Nati Srebro and Shai Ben-David have a paper at COLT which, in the appendix, proves something very striking: several previous error bounds are always greater than 1.
Background One branch of learning theory focuses on theorems which
- Assume samples are drawn IID from an unknown distribution D.
- Fix a set of classifiers
- Find a high probability bound on the maximum true error rate (with respect to D) as a function of the empirical error rate on the training set.
Many of these bounds become extremely complex and hairy.
Current Everyone working on this subject wants “tighter bounds”, however there are different definitions of “tighter”. Some groups focus on “functional tightness” (getting the right functional dependency between the size of the training set and a parameterization of the hypothesis space) while others focus on “practical tightness” (finding bounds which work well on practical problems). (I am definitely in the second camp.)
One of the dangers of striving for “functional tightness” is that the bound can depend on strangely interrelated parameters. In fact, apparently these strange interrelations can become so complex that they end up always larger than 1 (some bounds here and here).
It seems we should ask the question: “Why are we doing the math?” If it is just done to get a paper accepted under review, perhaps this is unsatisfying. The real value of math comes when it guides us in designing learning algorithms. Math from bounds greater than 1 is a dangerously weak motivation for learning algorithm design.
There is a significant danger in taking this “oops” too strongly.
- There exist some reasonable arguments (not made here) for aiming at functional tightness.
- The value of the research a person does is more related to the best they have done than the worst.
Looking at the referenced paper, this seems to be focussed specifically on the area of kernel learning, and specifically on a single paper by Lanckriet et al. I believe that the vast majority of sample complexity bounds derived are decreasing in the number of samples (while of course not being usably tight for practical data set sizes). More generally, I would suspect that data dependent bounds are much more prone to this sort of trouble.
I’m a bit confused by your use of the term “sample complexity bound”. I was under the impression that the sample complexity measures how many examples are required to reach a particular error rate with high probability. In the paper you are discussing the authors show that the error bound is always greater than one which is meaningless. I interpret a sample complexity bound being greater than one meaning you always need at least one example – entirely reasonable I would have thought.
I agree with everything else you say if I read your initial “sample complexity” as “error” (you only talk about “bounds” after the first sentence).
I do not see how the fact that some always-greater-than-one bounds
were accidentally published relates to the usefulness of “functionally
tight” bounds.
Studying the dependence of a bound on various parameters, and how a
bound approaches zero as the sample size increases, can often tell us
quite a bit about the problem.
Take for example our paper whose appendix you mention here.

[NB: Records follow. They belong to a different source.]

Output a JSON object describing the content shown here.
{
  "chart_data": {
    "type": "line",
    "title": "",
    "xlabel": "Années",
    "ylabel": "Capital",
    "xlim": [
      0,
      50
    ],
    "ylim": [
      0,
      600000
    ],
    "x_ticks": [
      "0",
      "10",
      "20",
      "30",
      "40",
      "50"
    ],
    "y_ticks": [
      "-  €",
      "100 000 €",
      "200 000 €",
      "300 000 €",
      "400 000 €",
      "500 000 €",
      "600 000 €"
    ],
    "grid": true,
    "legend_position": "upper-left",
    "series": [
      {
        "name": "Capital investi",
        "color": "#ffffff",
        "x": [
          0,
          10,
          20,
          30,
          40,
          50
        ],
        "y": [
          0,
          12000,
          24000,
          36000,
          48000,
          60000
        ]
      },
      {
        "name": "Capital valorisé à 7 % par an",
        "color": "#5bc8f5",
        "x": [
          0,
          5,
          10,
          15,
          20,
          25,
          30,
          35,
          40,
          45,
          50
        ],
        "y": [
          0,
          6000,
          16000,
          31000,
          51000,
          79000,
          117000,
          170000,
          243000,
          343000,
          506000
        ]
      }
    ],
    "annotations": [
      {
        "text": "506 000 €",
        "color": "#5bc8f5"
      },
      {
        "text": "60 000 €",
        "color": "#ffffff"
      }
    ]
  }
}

We study
learning a kernel for SVMs (or other kernel-based methods). The
motivation for this paper is understanding what the extra sample cost,
i.e. how much additional data is required, when the kernel is learned
from data rather then fixed. This is very commonly done, e.g. when a
few parameters of the kernel are ‘tuned’, ‘tweaked’ or ‘learned’ based
on the training data, or when a few possible base kernels are
combined. Previous bounds suggest that learning a few kernel
parameters would result in a multiplicative increase in the required
sample size—quite prohibitive. In the paper, we show that in-fact
only a roughly additive number of extra samples are needed to account
for every additional kernel parameter (in a very general sense). This
is a much more reasonable price to pay, and suggests that it is
theoretically “OK” to do this.
Of course, to get any kind of understanding, one must look at the
bound and study its behavior (numerical or functional). When the
bounds is always greater than one, studying the bound should reveal
this, and that no understanding can be gained from it, as was the case
here. This is true both for understanding functional dependencies
through a bound, and for using a bound numerically. However, as Rif
notes, most bounds do in fact go to zero as the sample sizes increases.
(I should also note that the bounds that are always greater than one
are specific cases noted in the papers cited. It is certainly not the
case that all the bounds in those papers are meaningless. See our
appendix for full details.)
Good spot. I was being sloppy in nomenclature. (I tweaked the post.)